Design and Analysis of Genome-Wide Association Studies provides a compendium of well-established statistical methods based upon single SNP associations. It also provides an introduction to more advanced statistical methods and issues. Knowing that technology, for instance large scale SNP arrays, is quickly changing, this text has significant lessons for future use with sequencing data. Emphasis on statistical concepts that apply to the problem of finding disease associations irrespective of the technology ensures its future applications. The author includes current bioinformatics tools while outlining the tools that will be required for use with extensive databases from future large scale sequencing projects. The author includes current bioinformatics tools while outlining additional issues and needs arising from the extensive databases from future large scale sequencing projects.

商品描述(中文翻譯)

本書介紹了設計、分析和解釋基因組廣泛關聯掃描(GWAS 研究)結果的統計方面,重點在於使用無關受試者來探討疾病的遺傳原因。特別詳細地說明了使用生物資訊學和數據處理方法的實際方面,這些方法對於準備數據以進行統計分析是必要的。本書的目標是為統計學家、流行病學家以及這些領域的學生提供設計基於當前技術的強大基因組研究的工具。另一部分則是向讀者展示如何對所創建的研究進行分析。

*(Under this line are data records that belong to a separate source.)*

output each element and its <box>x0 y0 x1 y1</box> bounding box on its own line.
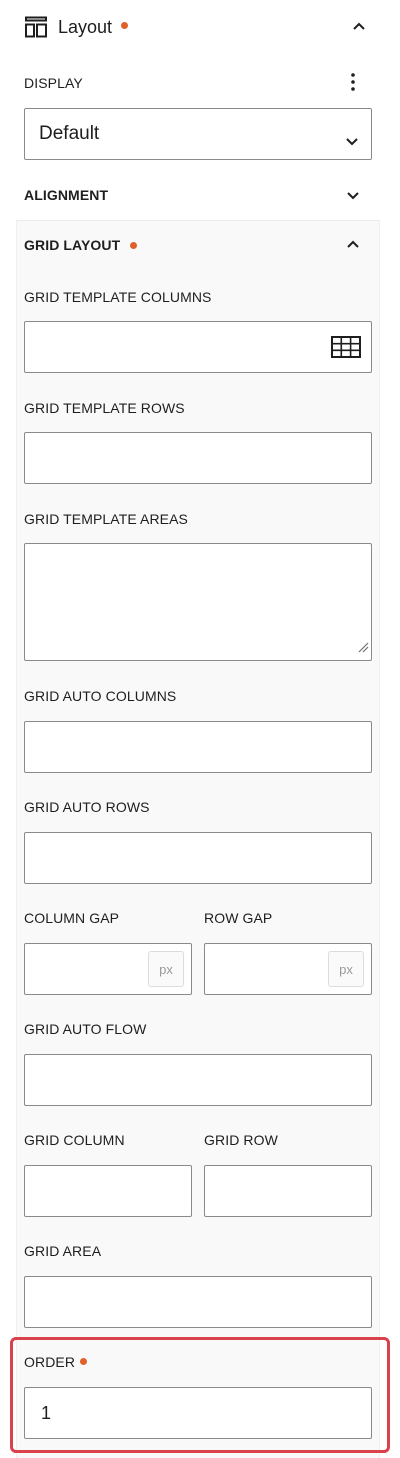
chevron-up-icon <box>346 236 360 254</box>
row-gap-label: ROW GAP <box>204 910 273 926</box>
column-gap-input[interactable]: px <box>24 943 192 995</box>
grid-column-input[interactable] <box>24 1165 192 1217</box>
grid-template-rows-label: GRID TEMPLATE ROWS <box>24 400 185 416</box>
grid-template-areas-label: GRID TEMPLATE AREAS <box>24 511 188 527</box>
order-input[interactable]: 1 <box>24 1387 372 1439</box>
grid-area-label: GRID AREA <box>24 1243 102 1259</box>
grid-auto-columns-input[interactable] <box>24 721 372 773</box>
alignment-label: ALIGNMENT <box>24 187 109 203</box>
grid-template-columns-input[interactable] <box>24 321 372 373</box>
chevron-down-icon <box>345 130 359 152</box>
grid-row-input[interactable] <box>204 1165 372 1217</box>
grid-column-label: GRID COLUMN <box>24 1132 125 1148</box>
grid-auto-rows-label: GRID AUTO ROWS <box>24 799 150 815</box>
grid-template-areas-textarea[interactable] <box>24 543 372 661</box>
chevron-up-icon[interactable] <box>350 18 368 34</box>
display-label: DISPLAY <box>24 75 83 91</box>
modified-indicator-dot <box>121 22 128 29</box>
alignment-section-toggle[interactable]: ALIGNMENT <box>0 178 400 210</box>
modified-indicator-dot <box>80 1358 87 1365</box>
resize-handle-icon[interactable] <box>357 637 369 658</box>
row-gap-unit[interactable]: px <box>328 951 364 987</box>
grid-table-icon[interactable] <box>331 336 361 363</box>
grid-template-columns-label: GRID TEMPLATE COLUMNS <box>24 289 212 305</box>
column-gap-label: COLUMN GAP <box>24 910 120 926</box>
grid-layout-section-toggle[interactable]: GRID LAYOUT <box>16 226 380 260</box>
grid-area-input[interactable] <box>24 1276 372 1328</box>
chevron-down-icon <box>346 187 360 205</box>
grid-template-rows-input[interactable] <box>24 432 372 484</box>
grid-auto-flow-label: GRID AUTO FLOW <box>24 1021 147 1037</box>
grid-auto-flow-input[interactable] <box>24 1054 372 1106</box>
modified-indicator-dot <box>130 242 137 249</box>
order-label: ORDER <box>24 1354 76 1370</box>
grid-row-label: GRID ROW <box>204 1132 278 1148</box>
display-select[interactable]: Default <box>24 108 372 160</box>
display-select-value: Default <box>39 123 100 144</box>
grid-layout-label: GRID LAYOUT <box>24 237 121 253</box>
panel-title: Layout <box>58 17 113 37</box>
row-gap-input[interactable]: px <box>204 943 372 995</box>
order-value: 1 <box>41 1402 52 1423</box>
layout-icon <box>24 16 48 38</box>
grid-auto-columns-label: GRID AUTO COLUMNS <box>24 688 177 704</box>
grid-auto-rows-input[interactable] <box>24 832 372 884</box>
layout-panel-header[interactable]: Layout <box>0 0 400 56</box>
column-gap-unit[interactable]: px <box>148 951 184 987</box>
more-vertical-icon[interactable] <box>343 72 363 92</box>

《基因組廣泛關聯研究的設計與分析》提供了一套基於單一 SNP 關聯的成熟統計方法的彙編。它還介紹了更高級的統計方法和問題。考慮到技術(例如大規模 SNP 陣列)正在迅速變化,本書對未來使用測序數據有重要的啟示。強調適用於尋找疾病關聯問題的統計概念,無論技術如何變化,確保了其未來的應用。作者包括了當前的生物資訊學工具,同時概述了未來大規模測序項目中需要使用的廣泛數據庫所需的工具。作者還包括了當前的生物資訊學工具,並概述了來自未來大規模測序項目所產生的廣泛數據庫所帶來的其他問題和需求。

作者簡介

Dr. Stram's interests center on the application of modern statistical methods to epidemiologic studies: his research includes methods in longitudinal analysis, meta-analysis, survival analysis, and the analysis of errors in exposure measurement and he is well known for his work on the Atomic Bomb survivors study, the Colorado Plateau Uranium Miners study, the Multiethnic Cohort study and on clinical trials of childhood cancer. He has been an investigator and collaborator on many large scale genetic association studies with an emphasis on multi-ethnic analyses, and has published widely on haplotype analysis, analysis of hidden population structure, and the design of multi-stage genotyping and genome-wide association studies.

作者簡介(中文翻譯)

史特拉姆博士的研究興趣集中在現代統計方法在流行病學研究中的應用:他的研究包括縱向分析、統合分析、生存分析以及暴露測量誤差的分析,他因在原子彈倖存者研究、科羅拉多高原鈾礦工研究、多族裔隊列研究以及兒童癌症臨床試驗方面的工作而廣為人知。他在許多大型遺傳關聯研究中擔任研究者和合作者,特別強調多族裔分析,並在單倍型分析、隱藏人口結構分析以及多階段基因分型和全基因組關聯研究的設計方面發表了大量文獻。